The objective of Imagining la Florida. Juan Ponce de León and the Quest for the Fountain of Youth is to spread the importance that Spain had in the discovery and in the colonial past of this state; a rich and complex history that, to an extent, is unknown by both countries. The exhibition has been conceived to be visually attractive and it will let the visitors get to know some of the most relevant figures in this chapter in history.
The project is structured in four sections:
- The first section takes us to Seville, Spain on the eve of a trans-Atlantic voyage. Visitors enter a replica Spanish galleon as it prepares to depart to the New World. We learn about the navigational instruments, the technology, and the range of occupations of those who joined such expeditions.

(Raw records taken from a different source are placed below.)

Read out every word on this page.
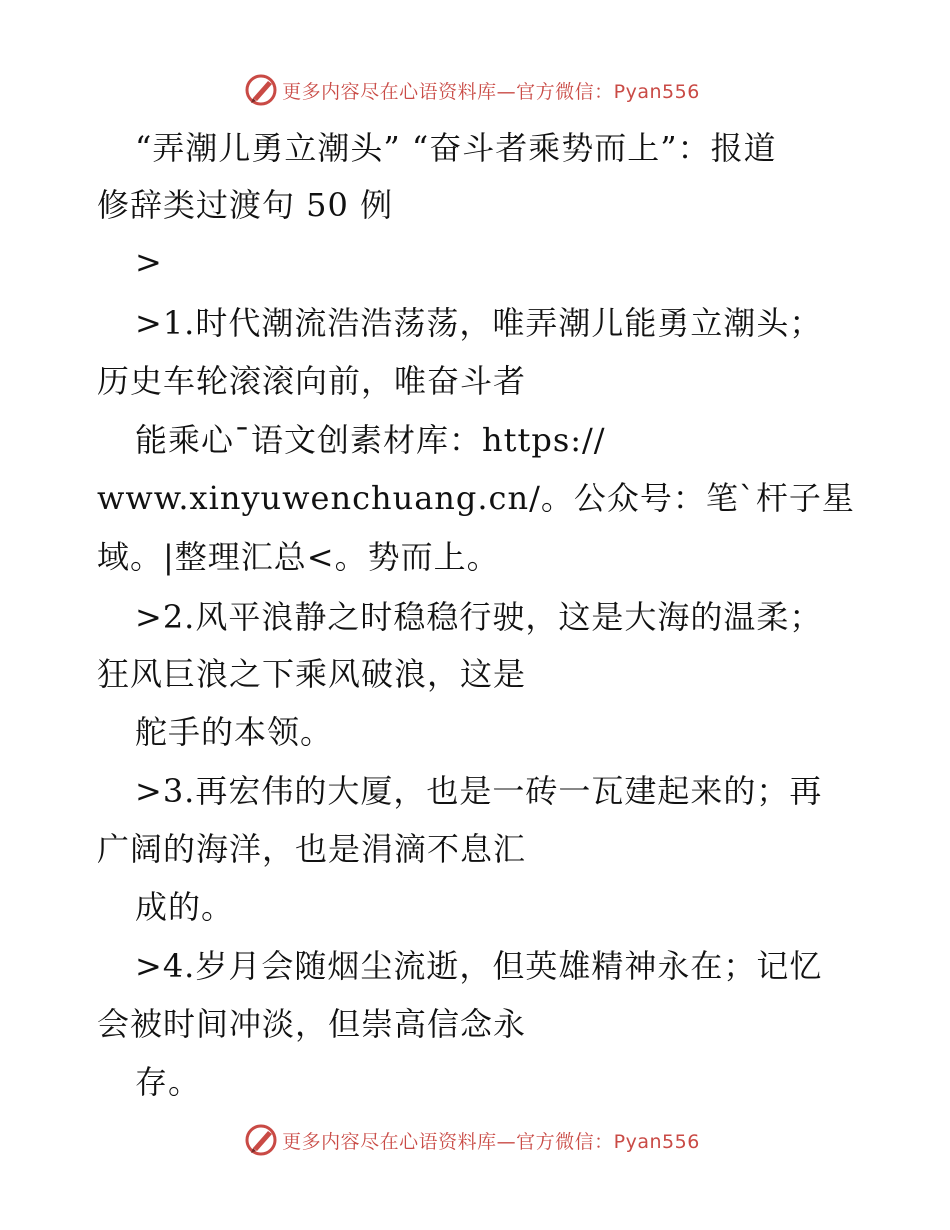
更多内容尽在心语资料库—官方微信：Pyan556
“弄潮儿勇立潮头” “奋斗者乘势而上”：报道
修辞类过渡句 50 例
>
>1.时代潮流浩浩荡荡，唯弄潮儿能勇立潮头；
历史车轮滚滚向前，唯奋斗者
能乘心¯语文创素材库：https://
www.xinyuwenchuang.cn/。公众号：笔`杆子星
域。|整理汇总<。势而上。
>2.风平浪静之时稳稳行驶，这是大海的温柔；
狂风巨浪之下乘风破浪，这是
舵手的本领。
>3.再宏伟的大厦，也是一砖一瓦建起来的；再
广阔的海洋，也是涓滴不息汇
成的。
>4.岁月会随烟尘流逝，但英雄精神永在；记忆
会被时间冲淡，但崇高信念永
存。
更多内容尽在心语资料库—官方微信：Pyan556
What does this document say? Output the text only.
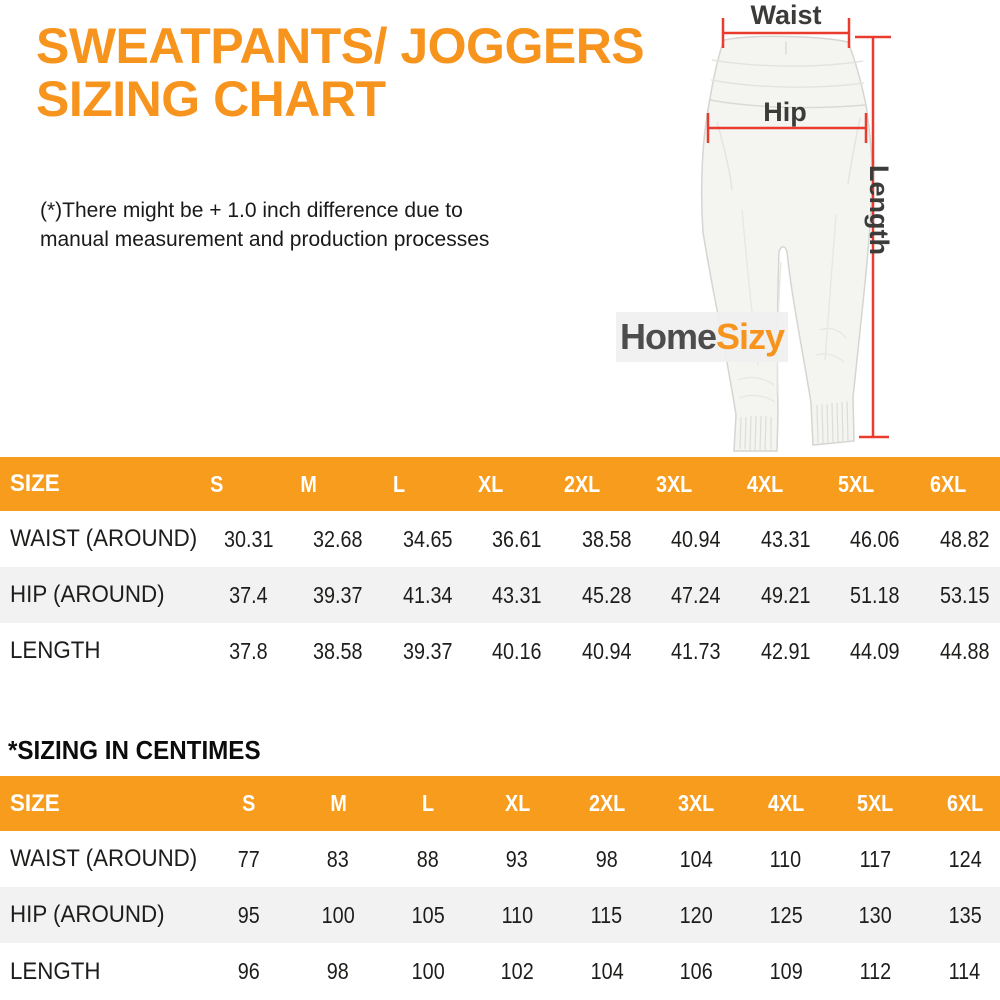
SWEATPANTS/ JOGGERS
SIZING CHART
(*)There might be + 1.0 inch difference due to
manual measurement and production processes
Waist
Hip
Length
Home Sizy
SIZE	S	M	L	XL	2XL	3XL	4XL	5XL	6XL
WAIST (AROUND)	30.31	32.68	34.65	36.61	38.58	40.94	43.31	46.06	48.82
HIP (AROUND)	37.4	39.37	41.34	43.31	45.28	47.24	49.21	51.18	53.15
LENGTH	37.8	38.58	39.37	40.16	40.94	41.73	42.91	44.09	44.88
*SIZING IN CENTIMES
SIZE	S	M	L	XL	2XL	3XL	4XL	5XL	6XL
WAIST (AROUND)	77	83	88	93	98	104	110	117	124
HIP (AROUND)	95	100	105	110	115	120	125	130	135
LENGTH	96	98	100	102	104	106	109	112	114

- The first trips to Florida, since the 1513 expedition of Juan Ponce de León until the founding of San Agustín by Pedro Menéndez de Avilés, more than five decades after. During these years, the successive Spanish expeditions penetrated very deeply into the southeast region of the United States, but despite the great efforts all of them failed. This section will take us to those tragic episodes, both enthralling and little known.
- Interactions between Indians, Europeans and Africans contributed to create a new society in Florida. This section highlights the complex relations among the inhabitants of this state, since the founding of the first Spanish permanent settlement (1565) until the building of the first fort with a garrison of free Africans, slaves that had run away from the British colonies (1738).
- The myth of the Fountain of Youth, since its first expressions in the 16th Century until the modern ones in popular culture. The idea in this section is to draw a line along the exceptional course of the most influent and durable myth of the Founding of the United States.